À titre illustratif, plusieurs programmes éducatifs, comme celui du Québec, promeuvent une approche développementale à l’éducation préscolaire, permettant à la personne enseignante de considérer les besoins des enfants de 4 à 6 ans, en misant sur le jeu pour soutenir leurs apprentissages. Pour cause, l’enfant de cet âge d’âge apprend par le jeu; c’est sa manière unique d’appréhender le monde qui l’entoure. Au contraire, dans d’autres contextes, les spécificités des premiers degrés ont été oubliées. En Suisse romande, l’enfant entre à l’école « primaire » à 4 ans, tandis qu’en France, les enfants sont testés dans leurs fluidité et leur vitesse de lecture avant l’âge de 7 ans. Ainsi, malgré l’importance d’adopter des approches centrées sur le développement de l’enfant, des tensions au sujet de l’éducation préscolaire sont relevées un peu partout à travers le monde, comme la pression pour une scolarisation précoce (Pramling et al., 2019), et l’apparition de pratiques normées et centrées sur des contenus disciplinaires. Ce genre de pratiques permet-il réellement d’accueillir chaque enfant de façon inclusive, en étant sensible à leurs caractéristiques développementales et en considérant leurs besoins diversifiés ?
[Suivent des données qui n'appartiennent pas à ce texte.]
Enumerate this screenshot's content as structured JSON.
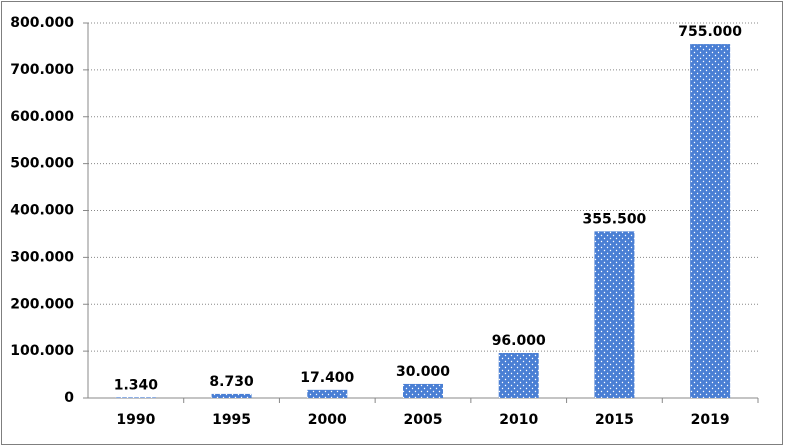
{
  "chart_data": {
    "type": "bar",
    "categories": [
      "1990",
      "1995",
      "2000",
      "2005",
      "2010",
      "2015",
      "2019"
    ],
    "values": [
      1340,
      8730,
      17400,
      30000,
      96000,
      355500,
      755000
    ],
    "value_labels": [
      "1.340",
      "8.730",
      "17.400",
      "30.000",
      "96.000",
      "355.500",
      "755.000"
    ],
    "color": "#4a7fd4",
    "ylim": [
      0,
      800000
    ],
    "yticks": [
      0,
      {
        "value": 100000,
        "label": "100.000"
      },
      {
        "value": 200000,
        "label": "200.000"
      },
      {
        "value": 300000,
        "label": "300.000"
      },
      {
        "value": 400000,
        "label": "400.000"
      },
      {
        "value": 500000,
        "label": "500.000"
      },
      {
        "value": 600000,
        "label": "600.000"
      },
      {
        "value": 700000,
        "label": "700.000"
      },
      {
        "value": 800000,
        "label": "800.000"
      }
    ],
    "grid": true
  }
}
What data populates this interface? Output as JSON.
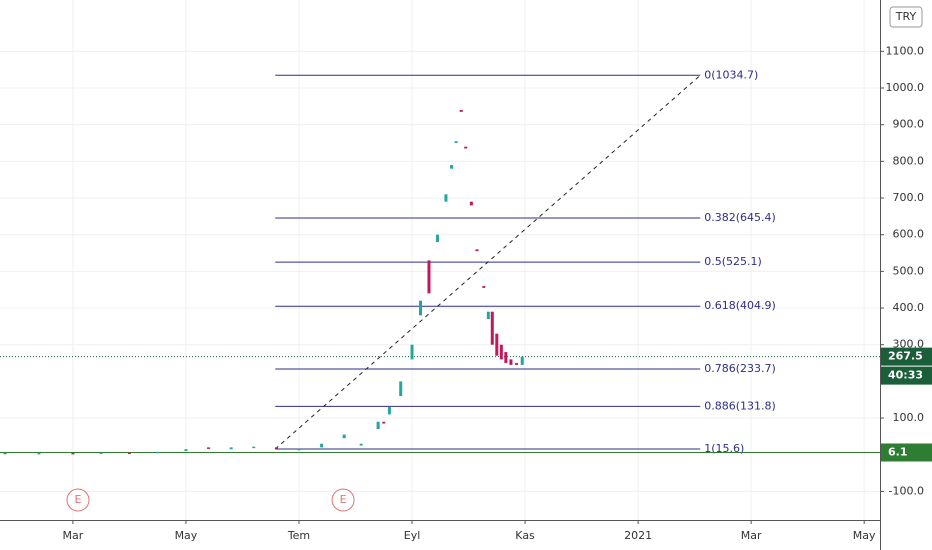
{
  "chart_data": {
    "type": "candlestick",
    "currency": "TRY",
    "xlim": [
      -1.29,
      14.28
    ],
    "xticks": [
      {
        "value": 0,
        "label": "Mar"
      },
      {
        "value": 2,
        "label": "May"
      },
      {
        "value": 4,
        "label": "Tem"
      },
      {
        "value": 6,
        "label": "Eyl"
      },
      {
        "value": 8,
        "label": "Kas"
      },
      {
        "value": 10,
        "label": "2021"
      },
      {
        "value": 12,
        "label": "Mar"
      },
      {
        "value": 14,
        "label": "May"
      }
    ],
    "ylim": [
      -178,
      1240
    ],
    "yticks": [
      {
        "value": -100,
        "label": "-100.0"
      },
      {
        "value": 100,
        "label": "100.0"
      },
      {
        "value": 300,
        "label": "300.0"
      },
      {
        "value": 400,
        "label": "400.0"
      },
      {
        "value": 500,
        "label": "500.0"
      },
      {
        "value": 600,
        "label": "600.0"
      },
      {
        "value": 700,
        "label": "700.0"
      },
      {
        "value": 800,
        "label": "800.0"
      },
      {
        "value": 900,
        "label": "900.0"
      },
      {
        "value": 1000,
        "label": "1000.0"
      },
      {
        "value": 1100,
        "label": "1100.0"
      }
    ],
    "grid": true,
    "series": [
      {
        "up_color": "#26a69a",
        "down_color": "#c2185b",
        "x": [
          -1.2,
          -0.6,
          0,
          0.5,
          1,
          1.5,
          2,
          2.4,
          2.8,
          3.2,
          3.6,
          4,
          4.4,
          4.8,
          5.1,
          5.4,
          5.5,
          5.6,
          5.8,
          6.0,
          6.15,
          6.3,
          6.45,
          6.6,
          6.7,
          6.78,
          6.87,
          6.95,
          7.05,
          7.15,
          7.27,
          7.35,
          7.42,
          7.5,
          7.58,
          7.66,
          7.75,
          7.85,
          7.95
        ],
        "open": [
          5,
          4,
          5,
          4,
          6,
          5,
          10,
          20,
          15,
          18,
          20,
          15,
          20,
          45,
          25,
          70,
          90,
          110,
          160,
          260,
          380,
          530,
          580,
          690,
          780,
          850,
          940,
          840,
          690,
          560,
          460,
          370,
          390,
          330,
          300,
          280,
          260,
          250,
          245
        ],
        "close": [
          5,
          5,
          4,
          6,
          5,
          8,
          15,
          18,
          20,
          22,
          18,
          16,
          30,
          55,
          30,
          90,
          85,
          130,
          200,
          300,
          420,
          440,
          600,
          710,
          790,
          855,
          935,
          835,
          680,
          555,
          455,
          390,
          300,
          270,
          260,
          250,
          245,
          245,
          267.5
        ]
      }
    ],
    "fib_x": [
      3.58,
      11.1
    ],
    "fib_color": "#2e2e8a",
    "fib_levels": [
      {
        "value": 1034.7,
        "label": "0(1034.7)"
      },
      {
        "value": 645.4,
        "label": "0.382(645.4)"
      },
      {
        "value": 525.1,
        "label": "0.5(525.1)"
      },
      {
        "value": 404.9,
        "label": "0.618(404.9)"
      },
      {
        "value": 233.7,
        "label": "0.786(233.7)"
      },
      {
        "value": 131.8,
        "label": "0.886(131.8)"
      },
      {
        "value": 15.6,
        "label": "1(15.6)"
      }
    ],
    "price_labels": [
      {
        "value": 267.5,
        "color": "#1b5e3a",
        "line": "dotted"
      },
      {
        "value": 6.1,
        "color": "#2e7d32",
        "line": "solid"
      }
    ],
    "countdown": "40:33",
    "events": [
      {
        "x": 0.09,
        "label": "E"
      },
      {
        "x": 4.78,
        "label": "E"
      }
    ]
  }
}
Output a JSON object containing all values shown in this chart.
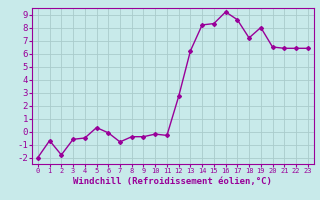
{
  "x": [
    0,
    1,
    2,
    3,
    4,
    5,
    6,
    7,
    8,
    9,
    10,
    11,
    12,
    13,
    14,
    15,
    16,
    17,
    18,
    19,
    20,
    21,
    22,
    23
  ],
  "y": [
    -2.0,
    -0.7,
    -1.8,
    -0.6,
    -0.5,
    0.3,
    -0.1,
    -0.8,
    -0.4,
    -0.4,
    -0.2,
    -0.3,
    2.7,
    6.2,
    8.2,
    8.3,
    9.2,
    8.6,
    7.2,
    8.0,
    6.5,
    6.4,
    6.4,
    6.4
  ],
  "line_color": "#990099",
  "marker": "D",
  "markersize": 2,
  "linewidth": 1.0,
  "xlabel": "Windchill (Refroidissement éolien,°C)",
  "xlim": [
    -0.5,
    23.5
  ],
  "ylim": [
    -2.5,
    9.5
  ],
  "yticks": [
    -2,
    -1,
    0,
    1,
    2,
    3,
    4,
    5,
    6,
    7,
    8,
    9
  ],
  "xticks": [
    0,
    1,
    2,
    3,
    4,
    5,
    6,
    7,
    8,
    9,
    10,
    11,
    12,
    13,
    14,
    15,
    16,
    17,
    18,
    19,
    20,
    21,
    22,
    23
  ],
  "bg_color": "#c8eaea",
  "grid_color": "#aacccc",
  "tick_color": "#990099",
  "label_color": "#990099",
  "xlabel_fontsize": 6.5,
  "ytick_fontsize": 6.5,
  "xtick_fontsize": 5.0
}
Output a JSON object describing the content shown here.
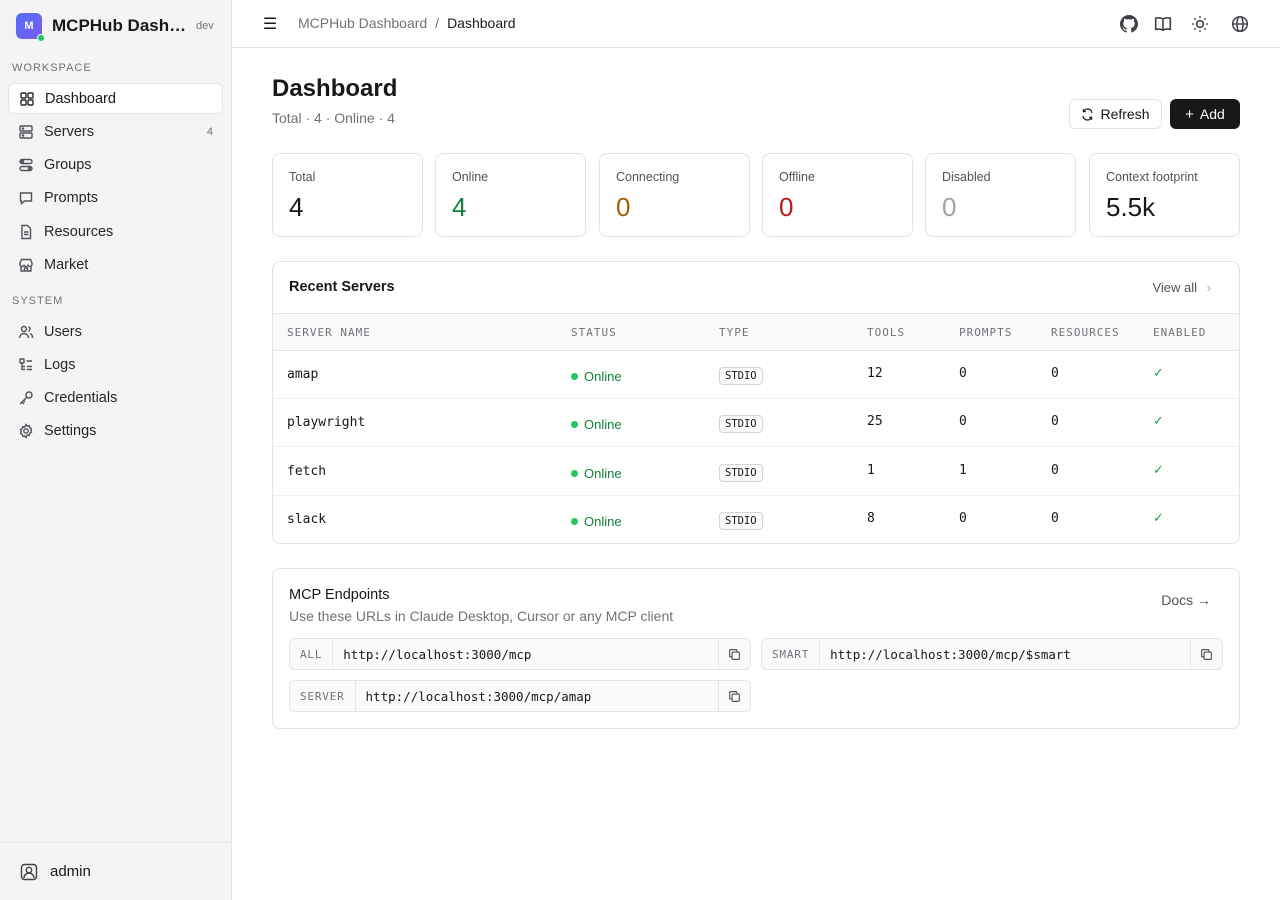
{
  "brand": {
    "initial": "M",
    "name": "MCPHub Dashboard",
    "tag": "dev"
  },
  "sidebar": {
    "workspace_label": "WORKSPACE",
    "system_label": "SYSTEM",
    "workspace_items": [
      {
        "label": "Dashboard",
        "icon": "grid-icon"
      },
      {
        "label": "Servers",
        "icon": "server-icon",
        "count": "4"
      },
      {
        "label": "Groups",
        "icon": "groups-icon"
      },
      {
        "label": "Prompts",
        "icon": "chat-icon"
      },
      {
        "label": "Resources",
        "icon": "file-icon"
      },
      {
        "label": "Market",
        "icon": "store-icon"
      }
    ],
    "system_items": [
      {
        "label": "Users",
        "icon": "users-icon"
      },
      {
        "label": "Logs",
        "icon": "logs-icon"
      },
      {
        "label": "Credentials",
        "icon": "key-icon"
      },
      {
        "label": "Settings",
        "icon": "gear-icon"
      }
    ],
    "user": "admin"
  },
  "header": {
    "crumb_root": "MCPHub Dashboard",
    "crumb_sep": "/",
    "crumb_current": "Dashboard"
  },
  "page": {
    "title": "Dashboard",
    "subtitle": "Total · 4 · Online · 4",
    "refresh_label": "Refresh",
    "add_label": "Add"
  },
  "stats": [
    {
      "label": "Total",
      "value": "4",
      "color": "#18181b"
    },
    {
      "label": "Online",
      "value": "4",
      "color": "#15803d"
    },
    {
      "label": "Connecting",
      "value": "0",
      "color": "#a16207"
    },
    {
      "label": "Offline",
      "value": "0",
      "color": "#b91c1c"
    },
    {
      "label": "Disabled",
      "value": "0",
      "color": "#a1a1aa"
    },
    {
      "label": "Context footprint",
      "value": "5.5k",
      "color": "#18181b"
    }
  ],
  "recent": {
    "title": "Recent Servers",
    "view_all": "View all",
    "columns": [
      "SERVER NAME",
      "STATUS",
      "TYPE",
      "TOOLS",
      "PROMPTS",
      "RESOURCES",
      "ENABLED"
    ],
    "rows": [
      {
        "name": "amap",
        "status": "Online",
        "type": "STDIO",
        "tools": "12",
        "prompts": "0",
        "resources": "0",
        "enabled": "✓"
      },
      {
        "name": "playwright",
        "status": "Online",
        "type": "STDIO",
        "tools": "25",
        "prompts": "0",
        "resources": "0",
        "enabled": "✓"
      },
      {
        "name": "fetch",
        "status": "Online",
        "type": "STDIO",
        "tools": "1",
        "prompts": "1",
        "resources": "0",
        "enabled": "✓"
      },
      {
        "name": "slack",
        "status": "Online",
        "type": "STDIO",
        "tools": "8",
        "prompts": "0",
        "resources": "0",
        "enabled": "✓"
      }
    ]
  },
  "endpoints": {
    "title": "MCP Endpoints",
    "subtitle": "Use these URLs in Claude Desktop, Cursor or any MCP client",
    "docs": "Docs →",
    "items": [
      {
        "key": "ALL",
        "url": "http://localhost:3000/mcp"
      },
      {
        "key": "SMART",
        "url": "http://localhost:3000/mcp/$smart"
      },
      {
        "key": "SERVER",
        "url": "http://localhost:3000/mcp/amap"
      }
    ]
  }
}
Selon Dionne et al. (2022), une éducation de qualité passe nécessairement par des pratiques inclusives qui met en lumière la diversité de chacun. Un environnement inclusif, soit un milieu qui soutient les forces et les intérêts individuels des enfants, garantit que tous puissent participer, apprendre et se développer (Boudreau et al., 2024). Cette participation implique de jouer et d’interagir avec les autres, mais aussi de prendre des initiatives et de faire des choix, voire d’être reconnu, accepté et valorisé pour soi-même (Booth et al., 2006).
En somme, une approche inclusive à l’éducation préscolaire permettrait d’encourager l’égalité des chances et soutenir le plein potentiel de tous, en reconnaissant que chacun a vécu des expériences différentes avant son entrée à l’école. Quelles sont les pratiques enseignantes qui permettent de favoriser le développement de chaque enfant, en considérant la diversité des réalités, des ressources et des besoins ? Comment contrer les enjeux de l’éducation préscolaire, notamment la primarisation précoce et la prescription de normes scolaires, afin de soutenir les potentialités de chacun, en valorisant leur manière unique d’apprendre et se développer ? Voilà les questions qui guident ce symposium.